[llvm-dev] Load combine pass

Fri Sep 30 01:18:09 PDT 2016

On 29 Sep 2016, at 18:56, Sanjoy Das <sanjoy at playingwithpointers.com> wrote:
> 
> That makes sense, but what do you think of Artur's suggestion of
> catching only the obvious patterns?  That is, catching only cases like
> 
>  i16* ptr = ...
>  i32 val = ptr[0] | (ptr[1] << 16);
> 
> ==> // subject to endianess
> 
>  i16* ptr = ...
>  i32 val = *(i32*) ptr;
> 
> To me that seems like a win (or at least, not a loss) on any
> architecture.  However, I will admit that I've only ever worked on x86
> so I have a lot of blind spots here.

This is one of the cases that actually is a loss on many MIPS platforms, unless ptr[0] is 4-byte aligned.  If it is 2-byte aligned (which is the only place I’ve seen this crop up in hot loops of benchmark code, which is the only place where I’ve looked seriously to see why we’re generating bad code), we end up widening two 2-byte, 2-byte-aligned, loads to a 4-byte, 2-byte-aligned load.  The latter sequence is more expensive.

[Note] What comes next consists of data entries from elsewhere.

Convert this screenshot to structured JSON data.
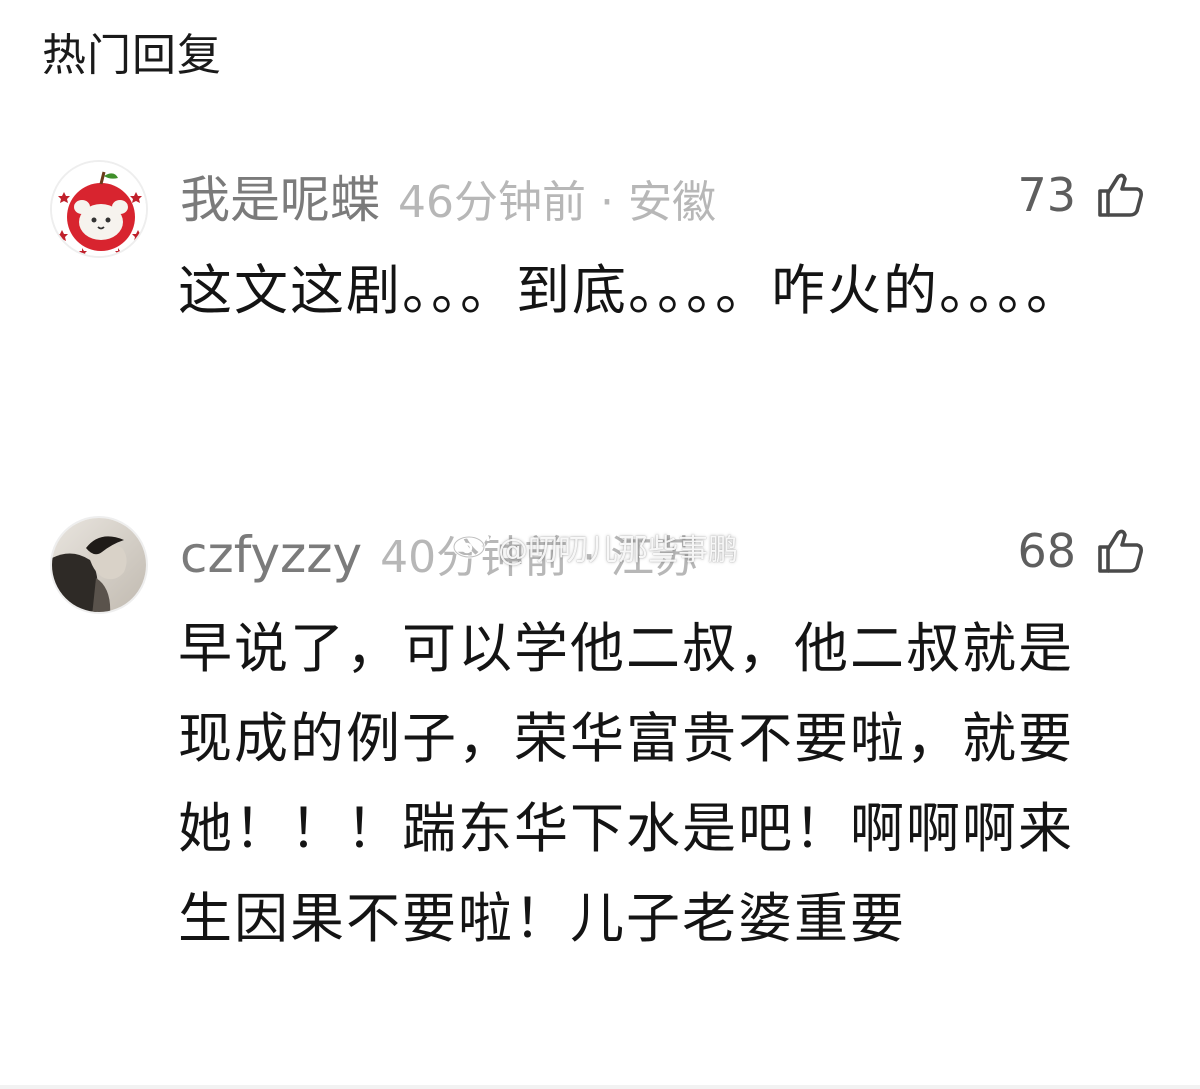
{
  "section": {
    "title": "热门回复"
  },
  "comments": [
    {
      "username": "我是呢蝶",
      "time_location": "46分钟前 · 安徽",
      "likes": "73",
      "text": "这文这剧。。。到底。。。。咋火的。。。。",
      "avatar_icon": "apple-bear-avatar"
    },
    {
      "username": "czfyzzy",
      "time_location": "40分钟前 · 江苏",
      "likes": "68",
      "text": "早说了，可以学他二叔，他二叔就是现成的例子，荣华富贵不要啦，就要她！！！踹东华下水是吧！啊啊啊来生因果不要啦！儿子老婆重要",
      "avatar_icon": "bw-portrait-avatar"
    }
  ],
  "watermark": {
    "text": "@叨叨儿那些事鹏"
  },
  "icons": {
    "like": "thumbs-up-icon",
    "weibo": "weibo-logo-icon"
  },
  "colors": {
    "username": "#7b7b7b",
    "meta": "#b7b7b7",
    "body": "#141414"
  }
}
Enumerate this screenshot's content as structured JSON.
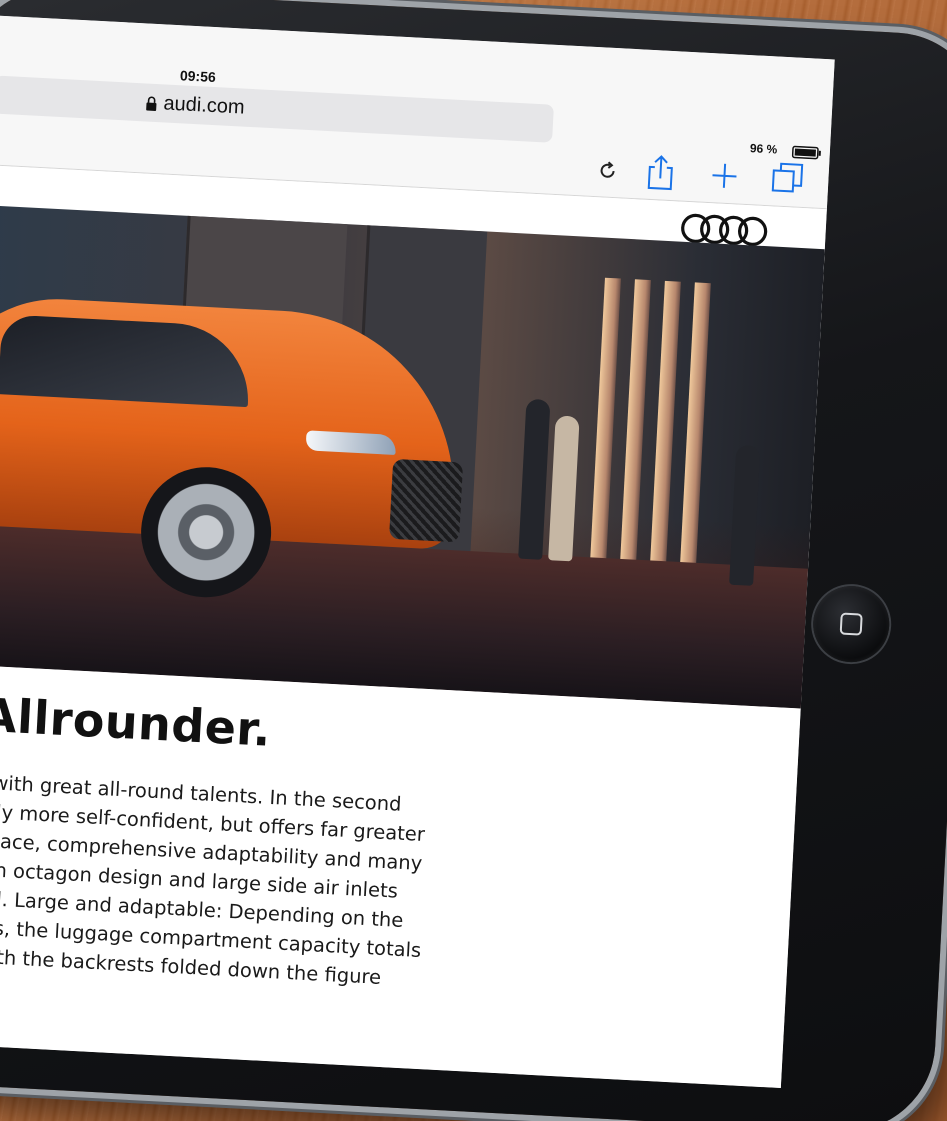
{
  "status_bar": {
    "time": "09:56",
    "battery": "96 %"
  },
  "browser": {
    "url": "audi.com",
    "icons": [
      "lock-icon",
      "reload-icon",
      "share-icon",
      "add-icon",
      "tabs-icon"
    ]
  },
  "site": {
    "logo": "audi-rings-logo"
  },
  "article": {
    "title": "Allrounder.",
    "body_lines": [
      "ily SUV with great all-round talents. In the second",
      "ly visually more self-confident, but offers far greater",
      "ndant space, comprehensive adaptability and many",
      "eframe in octagon design and large side air inlets",
      "front-end. Large and adaptable: Depending on the",
      "backrests, the luggage compartment capacity totals",
      "cu ft). With the backrests folded down the figure"
    ]
  },
  "colors": {
    "car_orange": "#e4631a",
    "ios_blue": "#1a73e8",
    "text": "#111111"
  }
}
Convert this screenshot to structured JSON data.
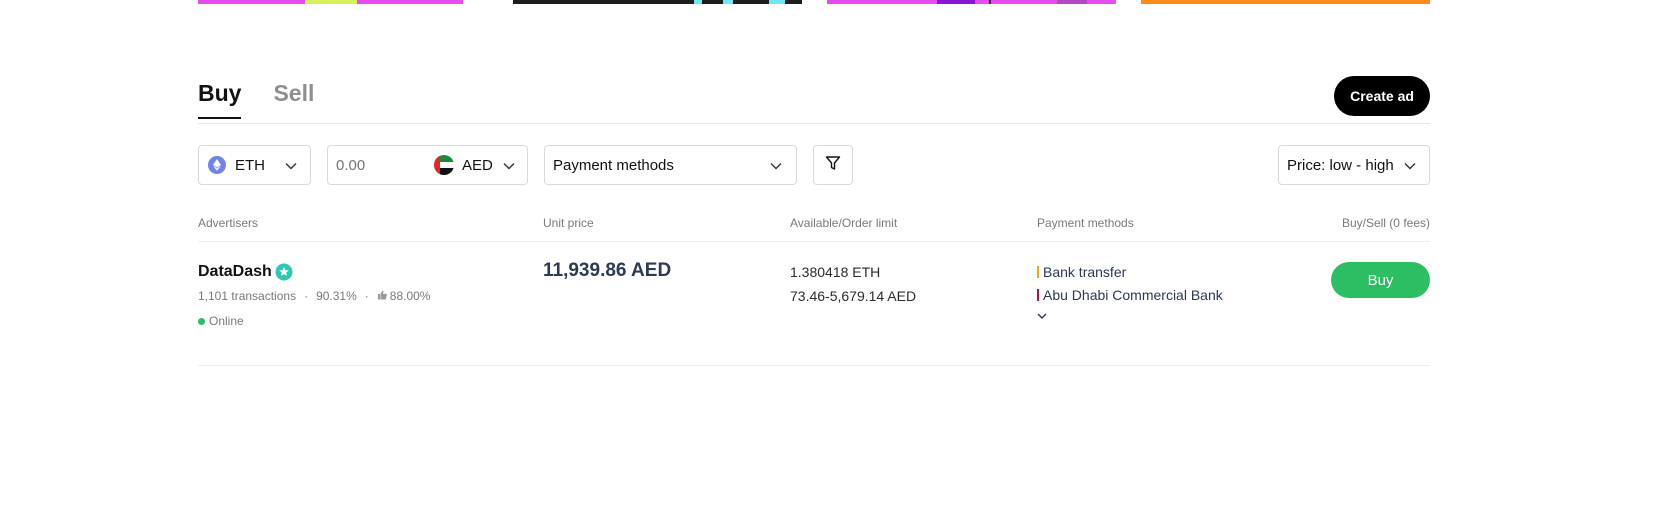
{
  "banners": {
    "colors": [
      "#e84cf2",
      "#1d1d1d",
      "#e84cf2",
      "#ff8c1a"
    ]
  },
  "tabs": [
    {
      "label": "Buy",
      "active": true
    },
    {
      "label": "Sell",
      "active": false
    }
  ],
  "header": {
    "create_ad_label": "Create ad"
  },
  "filters": {
    "crypto": {
      "icon": "ethereum-icon",
      "value": "ETH"
    },
    "amount": {
      "placeholder": "0.00",
      "currency": "AED",
      "currency_icon": "uae-flag-icon"
    },
    "payment_methods": {
      "value": "Payment methods"
    },
    "filter_icon": "filter-icon",
    "sort": {
      "value": "Price: low - high"
    }
  },
  "table": {
    "columns": [
      "Advertisers",
      "Unit price",
      "Available/Order limit",
      "Payment methods",
      "Buy/Sell (0 fees)"
    ],
    "rows": [
      {
        "advertiser": "DataDash",
        "transactions": "1,101 transactions",
        "completion": "90.31%",
        "rating": "88.00%",
        "status": "Online",
        "unit_price": "11,939.86 AED",
        "available": "1.380418 ETH",
        "limit": "73.46-5,679.14 AED",
        "payment_methods": [
          {
            "label": "Bank transfer",
            "color": "#f5a623"
          },
          {
            "label": "Abu Dhabi Commercial Bank",
            "color": "#b0123f"
          }
        ],
        "action_label": "Buy"
      }
    ]
  },
  "colors": {
    "accent_green": "#2dbd63",
    "primary_dark": "#000000"
  }
}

Even on x86, this holds dynamically: you’ll hit a slower microcode path on a lot of x86 implementations if you’re dispatching an unaligned 4-byte load than if you dispatch a pair of aligned 2-byte loads.  If the two two-byte loads are adjacent and are 4-byte aligned (and therefore within the same cache line), then you’ll often see micro-op fusion combine them back into a 4-byte load, depending on the surrounding insturctions.  

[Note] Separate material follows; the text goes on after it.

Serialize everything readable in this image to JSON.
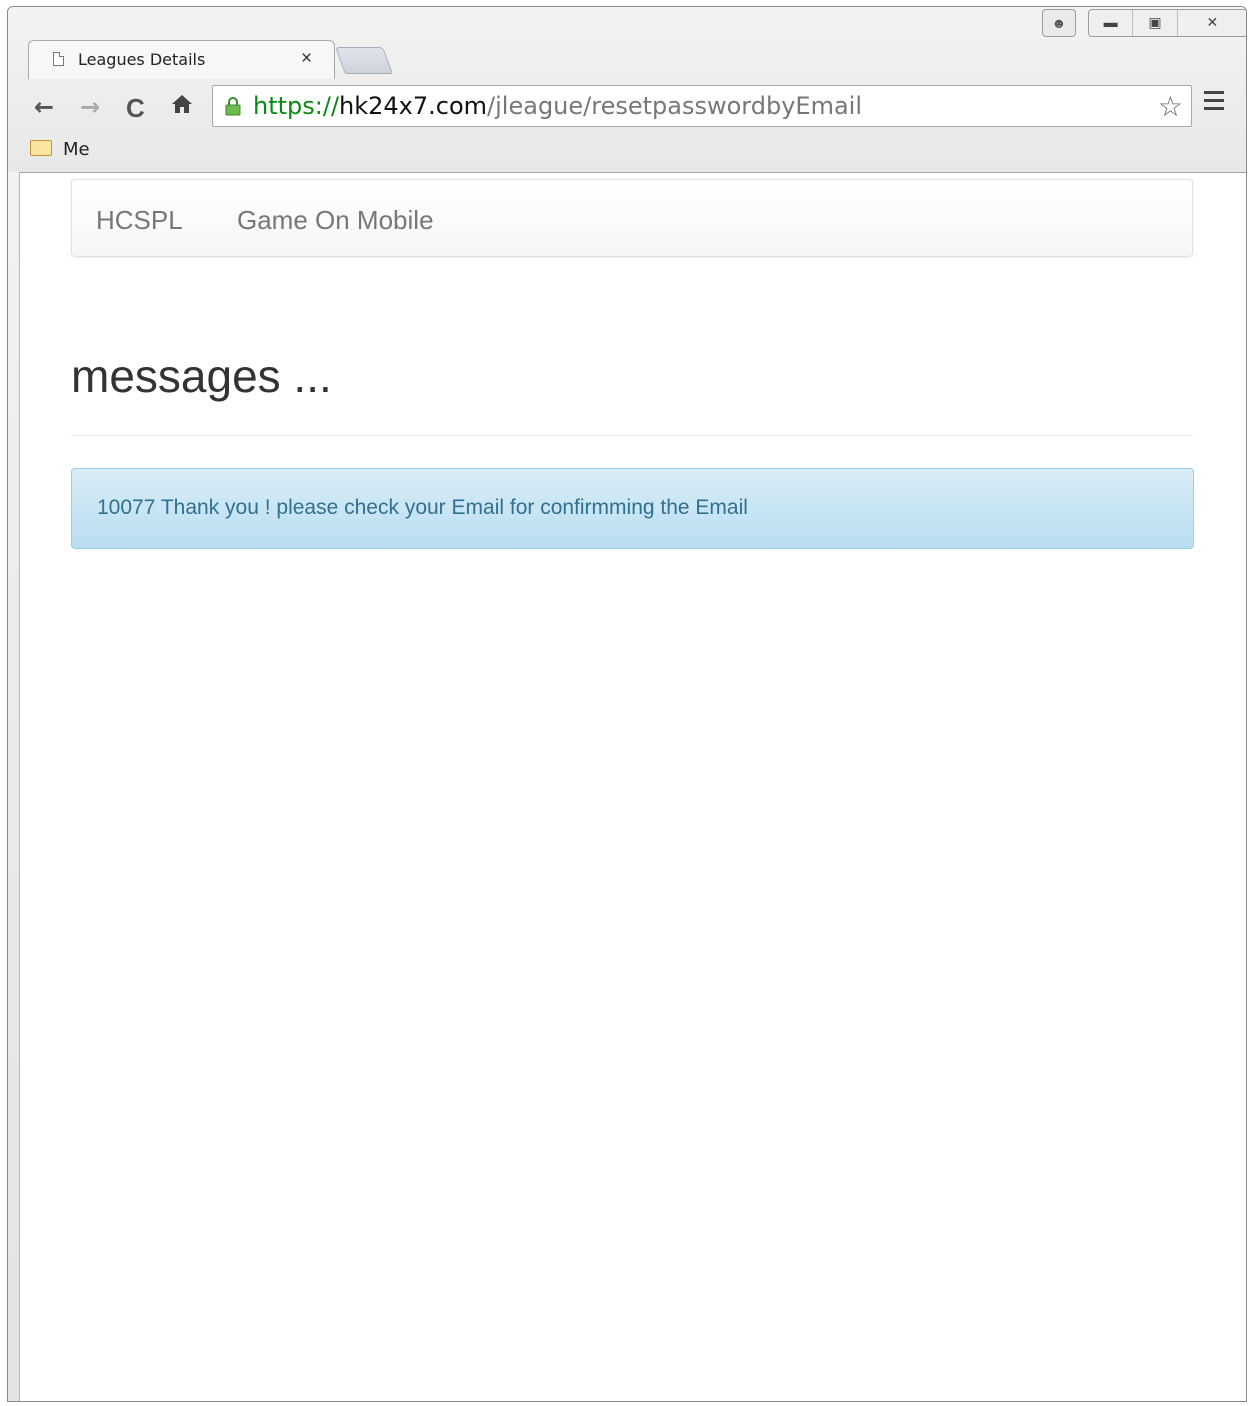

Even then, it’s only a win on x86 if val is the only use of the result.  We were widening loads that had independent uses, so we ended up loading into one register and then splitting out portions of the result, which put a lot more pressure on the register rename unit[1].  This has a decidedly non-linear performance outcome: often it’s fine, but if it’s in a loop and it crosses a threshold then you see about a 50% performance decrease (on recent x86 microarchitectures).

David

[1] A few years ago, I would have said cache usage was the most important thing to optimise for as a first pass.  With modern superscalar chips, register rename pressure is now even more important.  This was really driven home to me a few months ago when I made a loop run twice as fast on the two most recent Intel microarchitectures by inserting an xor %rax, %rax at the top - explicitly killing the false dependency between loop iterations made more of a difference than all of the other optimisations that we’d done, combined.